Thomas-Mann-Strasse 49 a
53111 Bonn

Sexualisierte Gewalt und Psychiatrie

Das Thema sexualisierte Gewalt war und ist immer noch ein Thema, mit dem sich die Psychiatrie sehr schwer tut. Die Erfahrung betroffener Frauen zeigt, daß ihnen, wenn sie dann den Mut fanden über ihren Mißbrauch zu reden, oft nicht geglaubt wurde, es als Wahnsymptom deklariert wurde und z.B. mit erhöhter Medikamentierung beantwortet wurde. Oder aber, daß ihre Äußerungen einfach ignoriert wurden. Hinzu kommt, daß betroffene Frauen nicht selten erneute sexuelle Grenzüberschreitungen seitens der Mitpatienten erleben mußten.

Aber auch sexuelle Grenzüberschreitungen seitens der psychiatrisch Tätigen sind leider keine Seltenheit:

amerikanische Studien zeigen, daß zwischen 7-16,8% aller männlichen Mitarbeiter und zwischen 1,9 und 10,5% aller weiblichen Mitarbeiterinnen sexuelle Kontakte zu Patienten angaben.

Abgesehen von diesen direkten Formen der erneuten Traumatisierung der Betroffenen gibt es aber außerdem strukturelle Elemente in der Psychiatrie, die für Gewaltopfer eine Wiederholung ihrer früheren Erfahrungen auf einer anderen Ebene darstellen können, wie z.B.:

a) die Verletzung der Intimsphäre durch Mehrbettzimmer, Nichtabschließenkönnen von Badezimmern, rigorose Durchsetzung körperlicher Untersuchungen ohne Berücksichtigung der speziellen Ängste der Betroffenen, etc.

b) Nichtrespektieren des „Neins” (sei es zu Therapieplänen oder Medikamenten oder Alltagsangelegenheiten),

c) Die „Bestrafung”, wenn Betroffene Gefühle von Wut, Trauer, etc. Offen zeigen in Form unangenehmer bis gewaltvoller „Therapiemaßnahmen” ( Medikamentierung, Verlegung, Ausgangssperre bis hin zu Fixierungen),

d) die Infragestellung der Wahrnehmungen der Betroffenen und eine Wiederholte indirekte Schuldzuweisung durch Krankheitszuschreibung der unterschiedlichsten Art,

e) das Wiederalleingelassenwerden mit schmerzhaften Erinnerungen.

Diese und ähnliche Erfahrungen, die sicher für alle Psychiatrie-Erfahrenen nicht besonders gesundheitsförderlich sind, führen aber insbesondere bei Menschen mit traumatischen Erfahrungen häufig nicht nur dazu, daß die Chance zu einer Aufarbeitung der Gewalterfahrung für lange Zeit wieder vertan wird, sondern sie führen häufig auch zu einer erheblichen Verschlechterung des Befindens der Betroffenen, was damit zusammenhängt, daß genau die zerstörerischen Täterstrategien wiederholt werden, wie z.B.

a) Leugnen des Geschehens
b) das Opfer wird zum Schuldigen gemacht
c) dem Opfer wird unter Androhung von Strafe Schweigen geboten
d) dem Opfer werden Gefühle verboten bzw.

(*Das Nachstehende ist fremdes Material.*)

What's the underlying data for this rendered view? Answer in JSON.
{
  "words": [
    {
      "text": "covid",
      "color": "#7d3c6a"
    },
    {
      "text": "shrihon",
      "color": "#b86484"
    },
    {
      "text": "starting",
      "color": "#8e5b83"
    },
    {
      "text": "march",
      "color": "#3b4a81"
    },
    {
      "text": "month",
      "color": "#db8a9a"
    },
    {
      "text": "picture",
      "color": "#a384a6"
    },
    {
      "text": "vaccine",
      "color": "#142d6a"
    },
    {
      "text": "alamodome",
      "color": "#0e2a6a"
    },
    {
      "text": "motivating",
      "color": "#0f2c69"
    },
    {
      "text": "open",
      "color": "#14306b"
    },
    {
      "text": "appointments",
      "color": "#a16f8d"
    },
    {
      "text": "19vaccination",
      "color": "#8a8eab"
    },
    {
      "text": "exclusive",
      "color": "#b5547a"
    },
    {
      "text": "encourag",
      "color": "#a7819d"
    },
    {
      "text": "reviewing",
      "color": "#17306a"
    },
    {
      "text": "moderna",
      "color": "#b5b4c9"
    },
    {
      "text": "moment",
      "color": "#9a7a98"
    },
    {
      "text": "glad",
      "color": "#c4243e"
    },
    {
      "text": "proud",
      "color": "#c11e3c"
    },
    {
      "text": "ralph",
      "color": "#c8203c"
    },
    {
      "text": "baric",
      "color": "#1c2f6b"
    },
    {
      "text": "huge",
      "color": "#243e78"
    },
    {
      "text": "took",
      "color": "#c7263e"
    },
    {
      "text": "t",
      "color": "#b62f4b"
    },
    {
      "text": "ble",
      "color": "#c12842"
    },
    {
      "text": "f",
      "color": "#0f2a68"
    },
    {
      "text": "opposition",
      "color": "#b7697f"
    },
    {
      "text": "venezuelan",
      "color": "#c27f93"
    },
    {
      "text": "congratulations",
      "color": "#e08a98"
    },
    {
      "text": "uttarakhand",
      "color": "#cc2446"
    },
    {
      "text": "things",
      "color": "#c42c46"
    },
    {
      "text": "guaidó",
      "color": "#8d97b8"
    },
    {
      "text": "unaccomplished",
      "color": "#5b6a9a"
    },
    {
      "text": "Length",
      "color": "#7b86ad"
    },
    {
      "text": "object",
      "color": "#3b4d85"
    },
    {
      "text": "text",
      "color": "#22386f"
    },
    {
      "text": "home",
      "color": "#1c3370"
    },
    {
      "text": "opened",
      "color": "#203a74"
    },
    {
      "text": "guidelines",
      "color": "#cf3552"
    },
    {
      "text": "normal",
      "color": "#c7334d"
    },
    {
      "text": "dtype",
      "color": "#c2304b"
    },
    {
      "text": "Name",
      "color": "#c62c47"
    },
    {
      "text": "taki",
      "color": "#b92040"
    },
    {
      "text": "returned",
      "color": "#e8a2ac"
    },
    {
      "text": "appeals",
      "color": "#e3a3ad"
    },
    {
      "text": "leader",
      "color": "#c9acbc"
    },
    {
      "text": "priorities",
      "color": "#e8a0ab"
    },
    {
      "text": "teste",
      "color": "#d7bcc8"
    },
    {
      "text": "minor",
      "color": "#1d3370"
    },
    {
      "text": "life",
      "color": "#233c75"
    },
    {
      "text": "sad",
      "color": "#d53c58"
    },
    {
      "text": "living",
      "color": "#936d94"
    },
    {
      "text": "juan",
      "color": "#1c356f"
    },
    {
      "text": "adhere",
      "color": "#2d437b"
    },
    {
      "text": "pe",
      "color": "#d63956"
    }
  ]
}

Ihm werden andere Gefühle versucht einzureden wie es hat
e) das Opfer erfährt keinen Schutz seitens des Umfeldes.

Bedenkt man, daß davon auszugehen ist, daß ein sehr großer Anteil der Psychiatrie-Erfahrenen Opfer von sexualisierter Gewalt war und nach neueren Untersuchungen vieler Symptome in Zusammenhang mit diesen Erfah-rungen zu sehen sind, ist es meines Erachtens längst überfällig, daß sich in der Psychiatrie stärker als bisher mit diesem Thema auseinandergesetzt wird. Und Überlegungen angestellt werden, in welcher Form psychiatrische und gemeindepsychiatrische Angebote verändert werden müssen, um den Bedürfnissen der Betroffenen gerecht zu werden.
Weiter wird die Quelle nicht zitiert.